Richmond Fed Names McKinsey's Thomas Barkin as Its President

(Bloomberg) -- Directors at the Federal Reserve Bank of Richmond confirmed Monday they had chosen Thomas Barkin, a senior executive at global consulting firm McKinsey & Co., as the institution’s next president.

“We are fortunate to have found an extremely well-qualified individual to serve the Federal Reserve’s Fifth District and the American people,” Margaret Lewis, chair of the Richmond board of directors, said in a statement.

Richmond Fed Names McKinsey's Thomas Barkin as Its President

Barkin’s appointment was approved by the Fed’s Board of Governors in Washington, according to the statement. Michelle Smith, a spokeswoman for the Board of Governors in Washington, declined to comment.

Barkin, 56, will succeed Jeffrey Lacker, who resigned in April after admitting his role in the leak of confidential, market-sensitive information to a Wall Street newsletter.
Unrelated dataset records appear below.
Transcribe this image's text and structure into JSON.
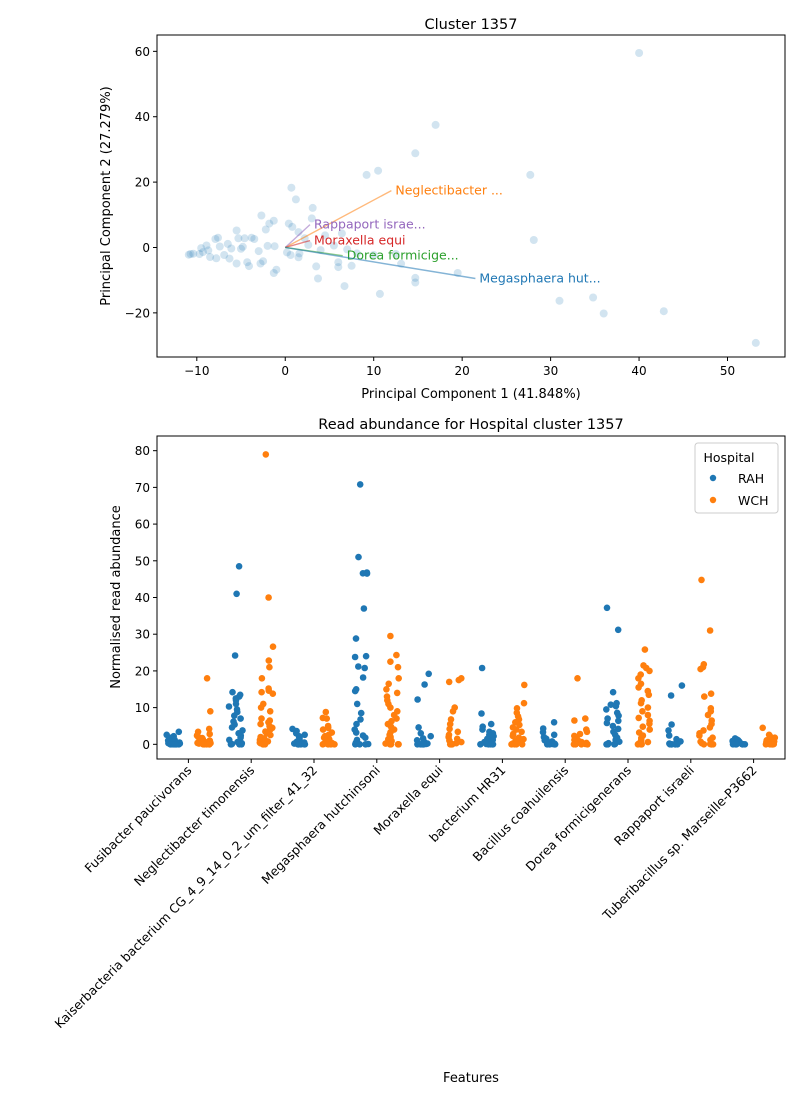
{
  "chart_data": [
    {
      "type": "scatter",
      "title": "Cluster 1357",
      "xlabel": "Principal Component 1 (41.848%)",
      "ylabel": "Principal Component 2 (27.279%)",
      "xlim": [
        -14.5,
        56.5
      ],
      "ylim": [
        -33.5,
        65
      ],
      "xticks": [
        -10,
        0,
        10,
        20,
        30,
        40,
        50
      ],
      "yticks": [
        -20,
        0,
        20,
        40,
        60
      ],
      "grid": false,
      "point_color": "#1f77b4",
      "points": [
        [
          40.0,
          59.5
        ],
        [
          17.0,
          37.5
        ],
        [
          14.7,
          28.8
        ],
        [
          10.5,
          23.5
        ],
        [
          9.2,
          22.2
        ],
        [
          27.7,
          22.2
        ],
        [
          0.7,
          18.3
        ],
        [
          1.2,
          14.7
        ],
        [
          3.1,
          12.1
        ],
        [
          28.1,
          2.3
        ],
        [
          31.0,
          -16.3
        ],
        [
          34.8,
          -15.3
        ],
        [
          36.0,
          -20.2
        ],
        [
          42.8,
          -19.5
        ],
        [
          53.2,
          -29.2
        ],
        [
          19.5,
          -7.8
        ],
        [
          14.7,
          -9.3
        ],
        [
          14.7,
          -10.7
        ],
        [
          10.7,
          -14.2
        ],
        [
          6.7,
          -11.8
        ],
        [
          3.7,
          -9.5
        ],
        [
          7.5,
          -5.6
        ],
        [
          6.0,
          -6.0
        ],
        [
          -2.7,
          9.8
        ],
        [
          -1.3,
          8.2
        ],
        [
          -2.2,
          5.5
        ],
        [
          -5.5,
          5.2
        ],
        [
          -7.9,
          2.6
        ],
        [
          -9.7,
          -2.0
        ],
        [
          -10.7,
          -2.0
        ],
        [
          -10.9,
          -2.2
        ],
        [
          -10.4,
          -1.9
        ],
        [
          -9.3,
          -1.4
        ],
        [
          -8.7,
          -0.9
        ],
        [
          -7.4,
          0.3
        ],
        [
          -6.5,
          1.1
        ],
        [
          -6.1,
          -0.3
        ],
        [
          -4.8,
          0.2
        ],
        [
          -4.6,
          2.8
        ],
        [
          -3.5,
          2.6
        ],
        [
          -3.0,
          -1.1
        ],
        [
          -1.8,
          7.3
        ],
        [
          0.4,
          7.3
        ],
        [
          0.8,
          6.3
        ],
        [
          1.5,
          4.7
        ],
        [
          2.2,
          2.8
        ],
        [
          3.0,
          8.9
        ],
        [
          4.5,
          3.7
        ],
        [
          -7.8,
          -3.3
        ],
        [
          -6.3,
          -3.4
        ],
        [
          -5.5,
          -4.9
        ],
        [
          -4.3,
          -4.5
        ],
        [
          -4.1,
          -5.7
        ],
        [
          -2.5,
          -4.2
        ],
        [
          -1.0,
          -6.8
        ],
        [
          -1.3,
          -7.8
        ],
        [
          0.6,
          -2.3
        ],
        [
          1.5,
          -3.0
        ],
        [
          3.5,
          -5.8
        ],
        [
          6.0,
          -4.5
        ],
        [
          10.0,
          -2.3
        ],
        [
          12.5,
          -2.0
        ],
        [
          13.1,
          -5.0
        ],
        [
          -8.9,
          0.6
        ],
        [
          -9.5,
          -0.2
        ],
        [
          -7.6,
          3.0
        ],
        [
          -6.9,
          -2.3
        ],
        [
          -8.5,
          -2.9
        ],
        [
          -5.0,
          -0.4
        ],
        [
          -3.8,
          3.0
        ],
        [
          -2.0,
          0.5
        ],
        [
          0.2,
          -1.5
        ],
        [
          4.0,
          -0.8
        ],
        [
          5.5,
          0.6
        ],
        [
          8.1,
          -1.8
        ],
        [
          -2.8,
          -4.9
        ],
        [
          -5.3,
          2.8
        ],
        [
          -1.2,
          0.4
        ],
        [
          1.6,
          -1.8
        ],
        [
          2.6,
          0.8
        ],
        [
          7.0,
          -0.6
        ],
        [
          6.4,
          4.3
        ]
      ],
      "loadings": [
        {
          "label": "Neglectibacter ...",
          "color": "#ff7f0e",
          "x": 12.0,
          "y": 17.4
        },
        {
          "label": "Rappaport israe...",
          "color": "#9467bd",
          "x": 2.8,
          "y": 7.0
        },
        {
          "label": "Moraxella equi",
          "color": "#d62728",
          "x": 2.8,
          "y": 2.1
        },
        {
          "label": "Dorea formicige...",
          "color": "#2ca02c",
          "x": 6.5,
          "y": -2.5
        },
        {
          "label": "Megasphaera hut...",
          "color": "#1f77b4",
          "x": 21.5,
          "y": -9.5
        }
      ]
    },
    {
      "type": "scatter",
      "subtype": "strip",
      "title": "Read abundance for Hospital cluster 1357",
      "xlabel": "Features",
      "ylabel": "Normalised read abundance",
      "ylim": [
        -4,
        84
      ],
      "yticks": [
        0,
        10,
        20,
        30,
        40,
        50,
        60,
        70,
        80
      ],
      "grid": false,
      "categories": [
        "Fusibacter paucivorans",
        "Neglectibacter timonensis",
        "Kaiserbacteria bacterium CG_4_9_14_0_2_um_filter_41_32",
        "Megasphaera hutchinsoni",
        "Moraxella equi",
        "bacterium HR31",
        "Bacillus coahuilensis",
        "Dorea formicigenerans",
        "Rappaport israeli",
        "Tuberibacillus sp. Marseille-P3662"
      ],
      "legend": {
        "title": "Hospital",
        "position": "top-right"
      },
      "series": [
        {
          "name": "RAH",
          "color": "#1f77b4",
          "values": [
            [
              3.4,
              2.6,
              2.2,
              1.8,
              1.5,
              1.2,
              1.0,
              0.8,
              0.6,
              0.5,
              0.4,
              0.3,
              0.2,
              0.1,
              0.1,
              0.0,
              0.0,
              0.0,
              0.0,
              0.0,
              0.0,
              0.0
            ],
            [
              48.5,
              41.0,
              24.2,
              14.2,
              13.5,
              13.0,
              12.5,
              12.0,
              11.0,
              10.3,
              9.5,
              8.8,
              7.8,
              7.0,
              6.2,
              5.4,
              4.6,
              3.8,
              3.0,
              2.4,
              1.8,
              1.2,
              0.6,
              0.3,
              0.1,
              0.0,
              0.0,
              0.0,
              0.0
            ],
            [
              4.2,
              3.6,
              3.0,
              2.6,
              2.2,
              1.8,
              1.5,
              1.2,
              0.9,
              0.7,
              0.5,
              0.3,
              0.2,
              0.1,
              0.0,
              0.0,
              0.0,
              0.0,
              0.0,
              0.0
            ],
            [
              70.8,
              51.0,
              46.8,
              46.6,
              46.5,
              37.0,
              28.8,
              24.0,
              23.8,
              21.2,
              20.8,
              18.2,
              15.0,
              14.5,
              11.0,
              8.5,
              6.8,
              5.5,
              4.0,
              3.2,
              2.4,
              1.8,
              1.2,
              0.8,
              0.4,
              0.1,
              0.0,
              0.0,
              0.0
            ],
            [
              19.2,
              16.3,
              12.2,
              4.6,
              3.0,
              2.2,
              1.6,
              1.1,
              0.7,
              0.4,
              0.2,
              0.1,
              0.0,
              0.0,
              0.0,
              0.0,
              0.0
            ],
            [
              20.8,
              8.4,
              5.5,
              4.8,
              4.0,
              3.4,
              3.0,
              2.6,
              2.2,
              1.8,
              1.5,
              1.2,
              0.9,
              0.6,
              0.4,
              0.2,
              0.1,
              0.0,
              0.0,
              0.0,
              0.0,
              0.0
            ],
            [
              6.0,
              4.3,
              3.3,
              2.6,
              2.0,
              1.5,
              1.1,
              0.8,
              0.5,
              0.3,
              0.2,
              0.1,
              0.0,
              0.0,
              0.0,
              0.0,
              0.0
            ],
            [
              37.2,
              31.2,
              14.2,
              11.2,
              10.8,
              10.4,
              9.5,
              8.6,
              7.8,
              7.0,
              6.4,
              5.8,
              5.0,
              4.2,
              3.4,
              2.6,
              1.8,
              1.2,
              0.7,
              0.3,
              0.1,
              0.0,
              0.0,
              0.0
            ],
            [
              16.0,
              13.3,
              5.4,
              3.8,
              2.4,
              1.4,
              0.8,
              0.4,
              0.2,
              0.1,
              0.0,
              0.0,
              0.0,
              0.0,
              0.0,
              0.0
            ],
            [
              1.6,
              1.3,
              1.1,
              0.9,
              0.7,
              0.5,
              0.4,
              0.3,
              0.2,
              0.1,
              0.1,
              0.0,
              0.0,
              0.0,
              0.0,
              0.0,
              0.0
            ]
          ]
        },
        {
          "name": "WCH",
          "color": "#ff7f0e",
          "values": [
            [
              18.0,
              9.0,
              4.2,
              3.4,
              2.8,
              2.4,
              2.0,
              1.7,
              1.4,
              1.2,
              1.0,
              0.8,
              0.6,
              0.5,
              0.4,
              0.3,
              0.2,
              0.1,
              0.1,
              0.0,
              0.0,
              0.0,
              0.0,
              0.0
            ],
            [
              79.0,
              40.0,
              26.6,
              22.8,
              21.0,
              18.0,
              15.2,
              14.6,
              14.2,
              13.8,
              11.0,
              10.0,
              9.0,
              7.0,
              6.5,
              6.0,
              5.5,
              5.0,
              4.5,
              4.0,
              3.5,
              3.0,
              2.5,
              2.0,
              1.6,
              1.2,
              0.8,
              0.5,
              0.3,
              0.1,
              0.0,
              0.0,
              0.0
            ],
            [
              8.8,
              7.2,
              7.0,
              5.0,
              4.5,
              4.0,
              3.2,
              2.6,
              2.2,
              1.8,
              1.4,
              1.0,
              0.7,
              0.4,
              0.2,
              0.1,
              0.0,
              0.0,
              0.0,
              0.0
            ],
            [
              29.5,
              24.3,
              22.5,
              21.0,
              18.0,
              16.5,
              15.0,
              14.0,
              13.0,
              12.0,
              11.0,
              10.0,
              9.0,
              8.0,
              7.0,
              6.3,
              5.5,
              4.8,
              4.0,
              3.3,
              2.6,
              2.0,
              1.4,
              0.9,
              0.5,
              0.2,
              0.0,
              0.0,
              0.0,
              0.0
            ],
            [
              18.0,
              17.5,
              17.0,
              10.0,
              9.0,
              6.8,
              5.5,
              4.2,
              3.4,
              2.6,
              2.0,
              1.5,
              1.0,
              0.6,
              0.3,
              0.1,
              0.0,
              0.0,
              0.0,
              0.0
            ],
            [
              16.2,
              11.2,
              9.8,
              8.6,
              7.6,
              6.8,
              6.0,
              5.3,
              4.6,
              4.0,
              3.4,
              2.8,
              2.3,
              1.8,
              1.4,
              1.0,
              0.7,
              0.4,
              0.2,
              0.1,
              0.0,
              0.0,
              0.0,
              0.0
            ],
            [
              18.0,
              7.0,
              6.5,
              4.0,
              3.4,
              2.8,
              2.3,
              1.9,
              1.5,
              1.2,
              0.9,
              0.6,
              0.4,
              0.2,
              0.1,
              0.0,
              0.0,
              0.0,
              0.0
            ],
            [
              25.8,
              21.5,
              20.8,
              20.0,
              19.0,
              18.0,
              16.5,
              15.5,
              14.5,
              13.5,
              12.0,
              11.2,
              10.0,
              9.0,
              8.0,
              7.2,
              6.4,
              5.6,
              4.8,
              4.0,
              3.2,
              2.4,
              1.7,
              1.1,
              0.6,
              0.2,
              0.0,
              0.0,
              0.0
            ],
            [
              44.8,
              31.0,
              21.8,
              21.0,
              20.5,
              13.8,
              13.0,
              9.8,
              9.0,
              8.0,
              6.5,
              5.5,
              4.6,
              3.8,
              3.0,
              2.4,
              1.8,
              1.2,
              0.7,
              0.3,
              0.1,
              0.0,
              0.0,
              0.0,
              0.0
            ],
            [
              4.5,
              2.6,
              2.2,
              1.8,
              1.4,
              1.1,
              0.8,
              0.6,
              0.4,
              0.2,
              0.1,
              0.0,
              0.0,
              0.0,
              0.0,
              0.0
            ]
          ]
        }
      ]
    }
  ]
}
Barkin is a senior partner and chief risk officer at McKinsey, where he has overseen offices across the southern U.S. A 30-year veteran at the firm, he served as chief financial officer from 2009 to 2015.

Attracted Criticism

Barkin holds a bachelor’s degree in economics, a law degree and a master’s in business administration from Harvard University. He’s a former chairman of the Atlanta Fed’s board of directors.

The selection of Barkin to serve as a policy maker at the world’s most important central bank has already attracted criticism. While steeped in managerial and consulting experience, in some cases for financial firms, he has no background in monetary policy making. Nor does the decision satisfy critics who have called for more gender and racial diversity in the Fed’s leadership.
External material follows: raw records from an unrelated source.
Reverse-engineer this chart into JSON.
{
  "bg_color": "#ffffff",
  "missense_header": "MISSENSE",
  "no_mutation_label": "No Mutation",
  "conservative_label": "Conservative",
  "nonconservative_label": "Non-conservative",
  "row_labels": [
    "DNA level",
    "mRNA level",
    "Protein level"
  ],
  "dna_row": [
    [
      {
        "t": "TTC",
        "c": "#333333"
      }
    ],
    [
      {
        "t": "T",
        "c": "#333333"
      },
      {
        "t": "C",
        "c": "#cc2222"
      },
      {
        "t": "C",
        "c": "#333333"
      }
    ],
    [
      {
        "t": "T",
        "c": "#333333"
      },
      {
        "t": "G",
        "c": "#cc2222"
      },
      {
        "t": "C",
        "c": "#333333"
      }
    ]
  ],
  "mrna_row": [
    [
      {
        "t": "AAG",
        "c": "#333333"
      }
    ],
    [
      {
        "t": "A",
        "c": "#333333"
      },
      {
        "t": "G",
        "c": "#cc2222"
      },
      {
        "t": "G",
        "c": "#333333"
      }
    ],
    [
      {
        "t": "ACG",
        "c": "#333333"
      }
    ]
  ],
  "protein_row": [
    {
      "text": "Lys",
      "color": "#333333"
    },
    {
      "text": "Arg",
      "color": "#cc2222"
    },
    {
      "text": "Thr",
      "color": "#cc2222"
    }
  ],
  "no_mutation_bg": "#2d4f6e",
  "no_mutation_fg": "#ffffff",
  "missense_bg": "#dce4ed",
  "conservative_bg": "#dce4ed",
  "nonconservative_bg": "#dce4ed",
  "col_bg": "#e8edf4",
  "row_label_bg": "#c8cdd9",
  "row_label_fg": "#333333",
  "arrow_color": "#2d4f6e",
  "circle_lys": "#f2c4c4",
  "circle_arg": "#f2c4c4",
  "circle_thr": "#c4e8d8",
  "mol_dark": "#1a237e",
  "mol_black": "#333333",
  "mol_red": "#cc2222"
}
The activist group Fed Up, which has repeatedly called for more openness in the selection of Fed presidents, said it was disappointed in the news of Barkin’s selection. The Richmond Fed’s board “chose a financial industry adviser who is likely to prioritize the investor class’ interests over working people’s interests,” the group’s co-director, Shawn Sebastian, said in a statement.

Voiced Concern

Aaron Klein, a fellow at the Brookings Institution in Washington, also voiced concern over the pick. “It is disappointing that reserve banks continue the pattern of selecting members of their own or each other’s boards of directors at a time when the Fed is in need of diverse and fresh thoughts,” he said.

Barkin was in the news in October when he apologized for the role McKinsey employees may have played in a corruption scandal in South Africa. McKinsey is being investigated by a South African parliamentary committee over whether it knowingly allowed money from Eskom Holdings SOC Ltd., a state-owned electric power provider, to be diverted to a private company with ties to President Jacob Zuma in order to win a $78 million contract to advise Eskom.

“There are things we wish we had done differently and will do differently in the future,” Barkin said in October. “We reject the notion that our firm was involved in any acts of bribery or corruption.”

Complex Functions

McKinsey said Nov. 16 it will repay about $70 million it received in fees from Eskom, regardless of whether the contract is found to be unlawful. No one has accused Barkin of any role in the matter.

Regional Fed presidents serve as chief executives of their institution, overseeing complex functions within the U.S. central bank’s structure -- from payments systems and banking supervision to large-scale technology operations.

All 12 regional Fed presidents also sit on the policy making Federal Open Market Committee, along with Fed governors who are based in Washington. The FOMC sets the Fed’s benchmark interest rate and makes other monetary policy decisions central to the health of the U.S. economy. Richmond’s president will be a voter on the FOMC in 2018.

Since Lacker’s departure, the bank’s first vice president, Mark Mullinix, has represented Richmond on the FOMC. The Richmond Fed’s recent past presidents have held hawkish views on monetary policy.

Other Changes

The Fed’s district bank presidents are chosen by their respective boards of directors, and approved by the Board of Governors. Following the financial crisis, Congress changed the Federal Reserve Act to exclude bankers who sit on regional Fed boards from participating in the selection of regional bank presidents.

Within the Fed, other changes have been made in recent years to the presidential search and selection process, with the Board of Governors significantly increasing its oversight. That effort is led by the Fed’s Committee on Federal Reserve Bank Affairs, currently led by Jerome Powell. A governor since 2012, Powell was nominated in November by President Donald Trump to succeed Janet Yellen as Fed chair when her term expires in February.

Despite those changes, the selection process has remained controversial, with critics saying it lacks transparency, favors insiders and has included too few women and minorities.

The Philadelphia Fed drew fire in 2015 when its board chose one of its own members, Patrick Harker, who served on the search committee to find a replacement for Charles Plosser.